Many prospective studies have shown that moderate drinkers are at lower risk
of certain lymphoid cancers. For example, the Million Women’s Study in the UK found that alcohol consumption showed a significant inverse association with the occurrence of non-Hodgkin lymphoma (Allen NE, Beral V, Casabonne D, Kan SW, Reeves GK, Brown A, Green J, for the Million Women Study Collaborators. Moderate alcohol intake and cancer incidence in women. J Natl Cancer Inst 2009;101:296-305). In a more recent publication from this study, investigators reported on 9,162 incident cases of haematological malignancy, including 7,047 lymphoid and 2,072 myeloid cancers. They conclude: “Among predominantly moderate alcohol drinkers, higher intake was associated with lower risk of lymphoid malignancies,” but they did not find a protective effect on the risk of myeloid tumors such as acute myeloid leukemia (Kroll ME, Murphy F, Pirie K, Reeves GK, Green J, Beral V, for the Million Women Study Collaborators. Alcohol drinking, tobacco smoking and subtypes of haematological malignancy in the UK Million Women Study. British Journal of Cancer 2012;107:879–887).

Overall, analyses from the Million Women Study, with much larger numbers of cases than the present analysis, indicate that none of the types of hematological cancer showed an increase in risk with alcohol consumption.
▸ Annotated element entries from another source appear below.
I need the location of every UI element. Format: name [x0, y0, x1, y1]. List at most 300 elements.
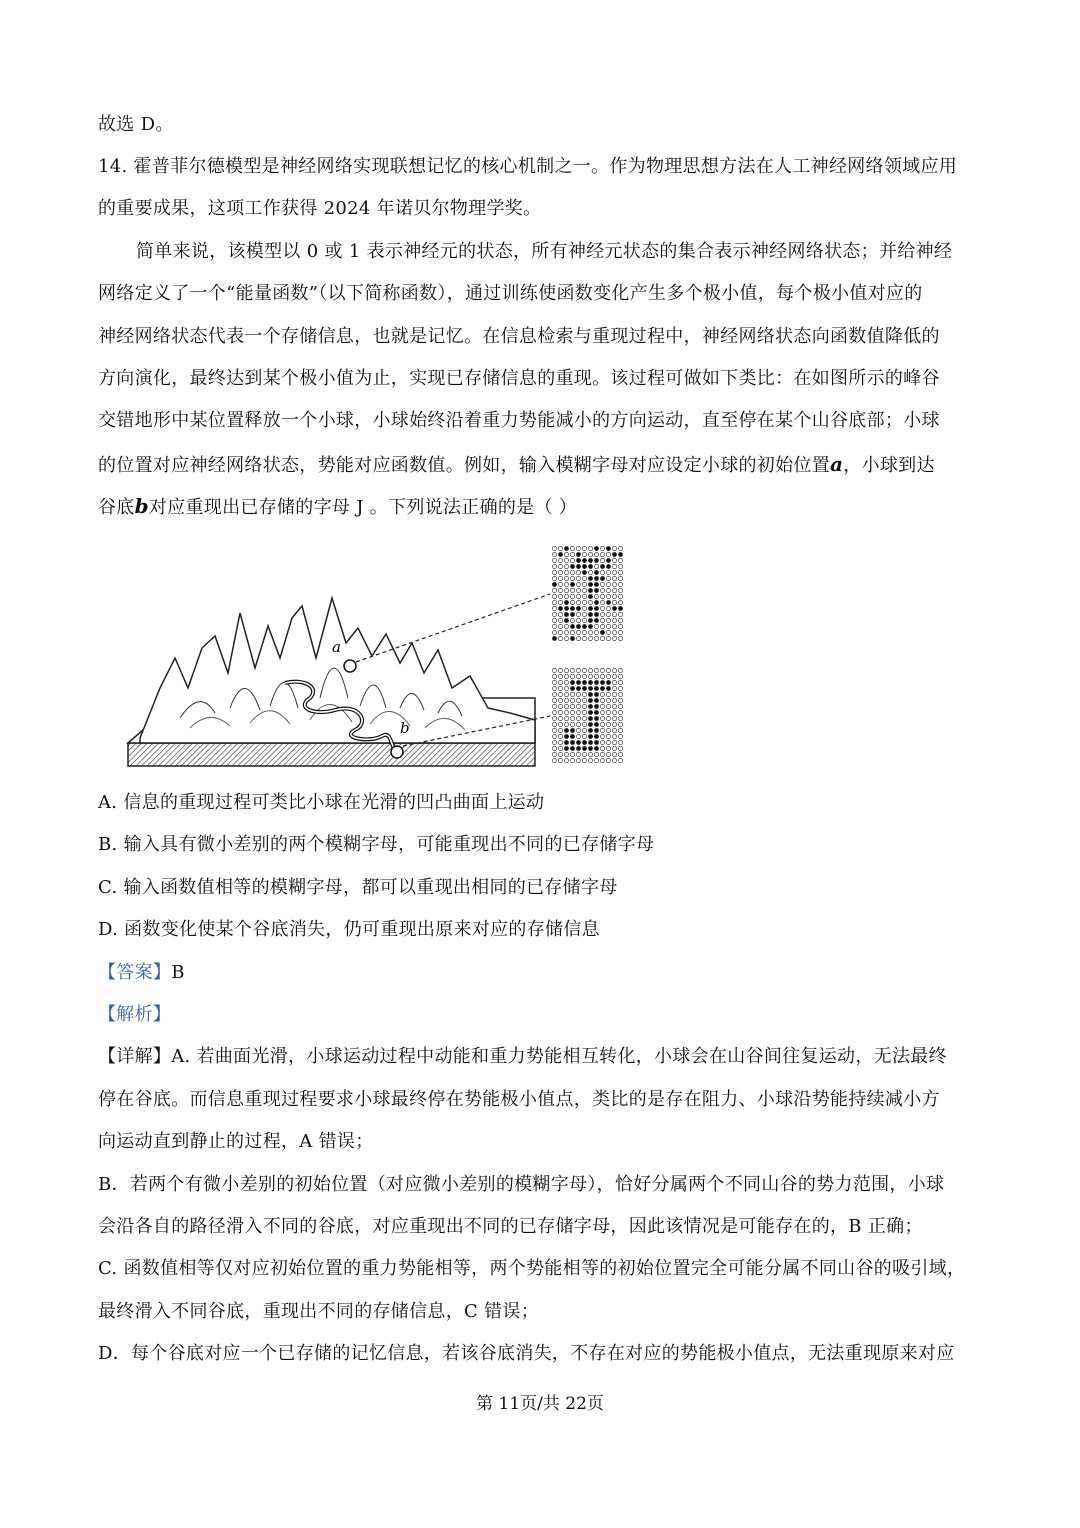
grid-dot	[588, 606, 592, 610]
grid-dot	[558, 692, 562, 696]
option-b: B. 输入具有微小差别的两个模糊字母，可能重现出不同的已存储字母	[98, 834, 655, 855]
grid-dot	[606, 600, 610, 604]
detail-line-7: 最终滑入不同谷底，重现出不同的存储信息，C 错误；	[98, 1301, 539, 1322]
grid-dot	[582, 558, 586, 562]
grid-dot	[594, 570, 598, 574]
grid-dot	[582, 636, 586, 640]
grid-dot	[618, 600, 622, 604]
grid-dot	[558, 546, 562, 550]
grid-dot	[564, 636, 568, 640]
grid-dot	[600, 576, 604, 580]
grid-dot	[600, 600, 604, 604]
grid-dot	[582, 722, 586, 726]
grid-dot	[558, 698, 562, 702]
grid-dot	[612, 606, 616, 610]
grid-dot	[588, 752, 592, 756]
grid-dot	[594, 686, 598, 690]
grid-dot	[570, 594, 574, 598]
grid-dot	[594, 618, 598, 622]
grid-dot	[618, 698, 622, 702]
grid-dot	[612, 704, 616, 708]
grid-dot	[582, 698, 586, 702]
detail-line-8: D．每个谷底对应一个已存储的记忆信息，若该谷底消失，不存在对应的势能极小值点，无法重现原来对应	[98, 1343, 955, 1364]
grid-dot	[552, 630, 556, 634]
grid-dot	[576, 600, 580, 604]
grid-dot	[606, 570, 610, 574]
grid-dot	[618, 734, 622, 738]
question-14-para-line-7	[98, 494, 577, 520]
grid-dot	[606, 636, 610, 640]
grid-dot	[618, 752, 622, 756]
grid-dot	[558, 630, 562, 634]
grid-dot	[552, 606, 556, 610]
grid-dot	[558, 618, 562, 622]
grid-dot	[576, 668, 580, 672]
grid-dot	[570, 674, 574, 678]
grid-dot	[576, 740, 580, 744]
grid-dot	[618, 668, 622, 672]
grid-dot	[588, 716, 592, 720]
grid-dot	[612, 576, 616, 580]
grid-dot	[582, 740, 586, 744]
grid-dot	[600, 612, 604, 616]
grid-dot	[570, 746, 574, 750]
grid-dot	[606, 558, 610, 562]
grid-dot	[570, 600, 574, 604]
grid-dot	[588, 686, 592, 690]
grid-dot	[582, 588, 586, 592]
grid-dot	[558, 612, 562, 616]
grid-dot	[552, 710, 556, 714]
grid-dot	[564, 674, 568, 678]
grid-dot	[612, 558, 616, 562]
grid-dot	[558, 752, 562, 756]
grid-dot	[594, 728, 598, 732]
grid-dot	[588, 680, 592, 684]
grid-dot	[570, 564, 574, 568]
grid-dot	[576, 546, 580, 550]
grid-dot	[564, 752, 568, 756]
para-line-7-tail: 对应重现出已存储的字母 J 。下列说法正确的是（ ）	[148, 497, 578, 518]
grid-dot	[576, 576, 580, 580]
grid-dot	[600, 740, 604, 744]
grid-dot	[582, 668, 586, 672]
grid-dot	[612, 668, 616, 672]
text-line-conclusion: 故选 D。	[98, 114, 174, 135]
grid-dot	[594, 692, 598, 696]
grid-dot	[600, 552, 604, 556]
grid-dot	[570, 630, 574, 634]
grid-dot	[558, 576, 562, 580]
grid-dot	[552, 576, 556, 580]
grid-dot	[594, 594, 598, 598]
grid-dot	[606, 704, 610, 708]
grid-dot	[594, 636, 598, 640]
grid-dot	[612, 692, 616, 696]
grid-dot	[570, 686, 574, 690]
grid-dot	[588, 636, 592, 640]
grid-dot	[558, 552, 562, 556]
grid-dot	[576, 686, 580, 690]
grid-dot	[564, 564, 568, 568]
grid-dot	[588, 704, 592, 708]
grid-dot	[612, 698, 616, 702]
grid-dot	[618, 612, 622, 616]
grid-dot	[582, 716, 586, 720]
grid-dot	[618, 546, 622, 550]
grid-dot	[582, 710, 586, 714]
grid-dot	[570, 582, 574, 586]
grid-dot	[588, 618, 592, 622]
grid-dot	[564, 588, 568, 592]
grid-dot	[558, 674, 562, 678]
grid-dot	[582, 594, 586, 598]
grid-dot	[552, 558, 556, 562]
grid-dot	[570, 570, 574, 574]
question-14-para-line-2: 网络定义了一个“能量函数”（以下简称函数），通过训练使函数变化产生多个极小值，每个极小值对应的	[98, 283, 923, 304]
detail-text-1: A. 若曲面光滑，小球运动过程中动能和重力势能相互转化，小球会在山谷间往复运动，无法最终	[171, 1046, 947, 1067]
grid-dot	[600, 594, 604, 598]
grid-dot	[552, 600, 556, 604]
grid-dot	[588, 630, 592, 634]
grid-dot	[612, 740, 616, 744]
detail-line-3: 向运动直到静止的过程，A 错误；	[98, 1131, 374, 1152]
grid-dot	[558, 740, 562, 744]
grid-dot	[576, 588, 580, 592]
grid-dot	[564, 698, 568, 702]
grid-dot	[606, 710, 610, 714]
grid-dot	[558, 564, 562, 568]
detail-line-5: 会沿各自的路径滑入不同的谷底，对应重现出不同的已存储字母，因此该情况是可能存在的，B 正确；	[98, 1216, 923, 1237]
grid-dot	[606, 740, 610, 744]
grid-dot	[618, 716, 622, 720]
grid-dot	[558, 624, 562, 628]
grid-dot	[588, 698, 592, 702]
grid-dot	[618, 722, 622, 726]
question-14-para-line-6	[98, 452, 935, 478]
grid-dot	[570, 624, 574, 628]
grid-dot	[582, 570, 586, 574]
grid-dot	[606, 686, 610, 690]
detail-tag: 【详解】	[98, 1046, 172, 1067]
grid-dot	[612, 752, 616, 756]
grid-dot	[570, 552, 574, 556]
grid-dot	[558, 734, 562, 738]
grid-dot	[600, 758, 604, 762]
grid-dot	[552, 680, 556, 684]
grid-dot	[564, 710, 568, 714]
grid-dot	[600, 588, 604, 592]
grid-dot	[564, 758, 568, 762]
grid-dot	[594, 710, 598, 714]
grid-dot	[612, 710, 616, 714]
detail-line-6: C. 函数值相等仅对应初始位置的重力势能相等，两个势能相等的初始位置完全可能分属不同山谷的吸引域，	[98, 1258, 966, 1279]
grid-dot	[588, 746, 592, 750]
grid-dot	[552, 698, 556, 702]
grid-dot	[570, 588, 574, 592]
grid-dot	[588, 728, 592, 732]
grid-dot	[606, 746, 610, 750]
grid-dot	[606, 716, 610, 720]
grid-dot	[582, 576, 586, 580]
grid-dot	[576, 734, 580, 738]
grid-dot	[576, 558, 580, 562]
grid-dot	[570, 636, 574, 640]
grid-dot	[618, 582, 622, 586]
detail-line-4: B．若两个有微小差别的初始位置（对应微小差别的模糊字母），恰好分属两个不同山谷的势力范围，小球	[98, 1174, 945, 1195]
grid-dot	[588, 668, 592, 672]
grid-dot	[558, 636, 562, 640]
grid-dot	[606, 594, 610, 598]
grid-dot	[618, 740, 622, 744]
grid-dot	[618, 630, 622, 634]
grid-dot	[606, 630, 610, 634]
pixel-grid-fuzzy-letter	[550, 544, 625, 643]
grid-dot	[606, 722, 610, 726]
grid-dot	[576, 552, 580, 556]
grid-dot	[594, 546, 598, 550]
grid-dot	[588, 734, 592, 738]
grid-dot	[558, 746, 562, 750]
grid-dot	[618, 728, 622, 732]
grid-dot	[564, 668, 568, 672]
landscape-illustration	[120, 538, 640, 774]
grid-dot	[618, 618, 622, 622]
grid-dot	[594, 746, 598, 750]
grid-dot	[606, 734, 610, 738]
grid-dot	[552, 734, 556, 738]
page-footer: 第 11页/共 22页	[476, 1394, 604, 1414]
grid-dot	[582, 564, 586, 568]
grid-dot	[606, 752, 610, 756]
grid-dot	[588, 564, 592, 568]
grid-dot	[582, 618, 586, 622]
grid-dot	[612, 734, 616, 738]
grid-dot	[576, 698, 580, 702]
grid-dot	[564, 558, 568, 562]
grid-dot	[582, 552, 586, 556]
para-line-6-text: 的位置对应神经网络状态，势能对应函数值。例如，输入模糊字母对应设定小球的初始位置	[98, 455, 830, 476]
grid-dot	[618, 692, 622, 696]
grid-dot	[570, 612, 574, 616]
grid-dot	[564, 552, 568, 556]
grid-dot	[600, 728, 604, 732]
grid-dot	[606, 582, 610, 586]
grid-dot	[564, 680, 568, 684]
grid-dot	[618, 558, 622, 562]
grid-dot	[600, 674, 604, 678]
grid-dot	[564, 746, 568, 750]
grid-dot	[564, 716, 568, 720]
grid-dot	[570, 722, 574, 726]
grid-dot	[576, 606, 580, 610]
grid-dot	[552, 612, 556, 616]
grid-dot	[600, 704, 604, 708]
grid-dot	[552, 588, 556, 592]
grid-dot	[576, 570, 580, 574]
grid-dot	[588, 588, 592, 592]
grid-dot	[552, 582, 556, 586]
grid-dot	[582, 630, 586, 634]
grid-dot	[618, 680, 622, 684]
grid-dot	[588, 552, 592, 556]
grid-dot	[588, 582, 592, 586]
grid-dot	[558, 588, 562, 592]
grid-dot	[576, 680, 580, 684]
grid-dot	[576, 758, 580, 762]
grid-dot	[552, 728, 556, 732]
grid-dot	[558, 570, 562, 574]
grid-dot	[564, 686, 568, 690]
grid-dot	[582, 674, 586, 678]
grid-dot	[612, 624, 616, 628]
grid-dot	[570, 752, 574, 756]
grid-dot	[576, 716, 580, 720]
grid-dot	[600, 558, 604, 562]
grid-dot	[552, 624, 556, 628]
grid-dot	[606, 668, 610, 672]
grid-dot	[606, 576, 610, 580]
option-a: A. 信息的重现过程可类比小球在光滑的凹凸曲面上运动	[98, 792, 545, 813]
grid-dot	[612, 728, 616, 732]
option-c: C. 输入函数值相等的模糊字母，都可以重现出相同的已存储字母	[98, 877, 618, 898]
grid-dot	[552, 594, 556, 598]
grid-dot	[606, 618, 610, 622]
grid-dot	[612, 588, 616, 592]
grid-dot	[558, 600, 562, 604]
ball-b	[391, 746, 403, 758]
grid-dot	[564, 740, 568, 744]
grid-dot	[558, 594, 562, 598]
grid-dot	[570, 710, 574, 714]
grid-dot	[588, 758, 592, 762]
grid-dot	[576, 674, 580, 678]
grid-dot	[618, 564, 622, 568]
grid-dot	[582, 624, 586, 628]
grid-dot	[594, 558, 598, 562]
grid-dot	[564, 704, 568, 708]
grid-dot	[600, 698, 604, 702]
grid-dot	[582, 582, 586, 586]
grid-dot	[600, 734, 604, 738]
grid-dot	[588, 612, 592, 616]
grid-dot	[594, 668, 598, 672]
grid-dot	[552, 722, 556, 726]
grid-dot	[564, 570, 568, 574]
grid-dot	[600, 546, 604, 550]
grid-dot	[552, 570, 556, 574]
grid-dot	[552, 752, 556, 756]
grid-dot	[618, 674, 622, 678]
grid-dot	[618, 606, 622, 610]
variable-a: a	[830, 452, 844, 476]
grid-dot	[606, 552, 610, 556]
grid-dot	[618, 594, 622, 598]
grid-dot	[612, 746, 616, 750]
grid-dot	[606, 546, 610, 550]
grid-dot	[564, 722, 568, 726]
grid-dot	[618, 588, 622, 592]
grid-dot	[594, 716, 598, 720]
grid-dot	[606, 564, 610, 568]
grid-dot	[600, 582, 604, 586]
grid-dot	[612, 618, 616, 622]
grid-dot	[594, 722, 598, 726]
terrain-base-front	[128, 743, 535, 766]
grid-dot	[612, 630, 616, 634]
grid-dot	[564, 576, 568, 580]
question-14-para-line-3: 神经网络状态代表一个存储信息，也就是记忆。在信息检索与重现过程中，神经网络状态向函数值降低的	[98, 326, 940, 347]
grid-dot	[606, 692, 610, 696]
grid-dot	[606, 758, 610, 762]
grid-dot	[594, 734, 598, 738]
grid-dot	[612, 722, 616, 726]
grid-dot	[582, 612, 586, 616]
grid-dot	[600, 618, 604, 622]
grid-dot	[582, 734, 586, 738]
grid-dot	[570, 618, 574, 622]
grid-dot	[594, 588, 598, 592]
grid-dot	[570, 704, 574, 708]
grid-dot	[582, 728, 586, 732]
grid-dot	[594, 704, 598, 708]
detail-line-1	[98, 1045, 947, 1069]
grid-dot	[600, 746, 604, 750]
grid-dot	[612, 612, 616, 616]
grid-dot	[612, 758, 616, 762]
grid-dot	[558, 758, 562, 762]
grid-dot	[552, 618, 556, 622]
grid-dot	[618, 686, 622, 690]
grid-dot	[552, 564, 556, 568]
question-14-para-line-1: 简单来说，该模型以 0 或 1 表示神经元的状态，所有神经元状态的集合表示神经网络状态；并给神经	[136, 241, 953, 262]
grid-dot	[588, 570, 592, 574]
grid-dot	[594, 698, 598, 702]
grid-dot	[570, 716, 574, 720]
grid-dot	[594, 752, 598, 756]
grid-dot	[576, 612, 580, 616]
variable-b: b	[134, 494, 149, 518]
grid-dot	[594, 606, 598, 610]
grid-dot	[618, 710, 622, 714]
grid-dot	[612, 552, 616, 556]
grid-dot	[570, 558, 574, 562]
grid-dot	[588, 740, 592, 744]
question-14-stem-line-1: 14. 霍普菲尔德模型是神经网络实现联想记忆的核心机制之一。作为物理思想方法在人工神经网络领域应用	[98, 156, 958, 177]
grid-dot	[564, 624, 568, 628]
grid-dot	[576, 692, 580, 696]
grid-dot	[612, 582, 616, 586]
grid-dot	[564, 728, 568, 732]
grid-dot	[576, 624, 580, 628]
grid-dot	[618, 636, 622, 640]
grid-dot	[552, 692, 556, 696]
grid-dot	[588, 546, 592, 550]
grid-dot	[606, 606, 610, 610]
grid-dot	[564, 546, 568, 550]
analysis-tag: 【解析】	[98, 1004, 172, 1025]
grid-dot	[594, 624, 598, 628]
grid-dot	[570, 734, 574, 738]
grid-dot	[618, 624, 622, 628]
grid-dot	[570, 576, 574, 580]
answer-tag: 【答案】	[98, 962, 172, 983]
grid-dot	[594, 600, 598, 604]
grid-dot	[582, 692, 586, 696]
grid-dot	[612, 686, 616, 690]
grid-dot	[564, 630, 568, 634]
grid-dot	[570, 692, 574, 696]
Instead, in comparison with non-drinkers, the risk of lymphoid tumors was reduced among consumers of up to 3 drinks/week (the referent group), and reduced further among those consuming larger amounts of alcohol. The risk of myeloid tumors was not affected by alcohol intake. (A critique of the paper by Kroll et al is available as review # 095 on the Forum web-site, www.bu.edu/alcohol-forum).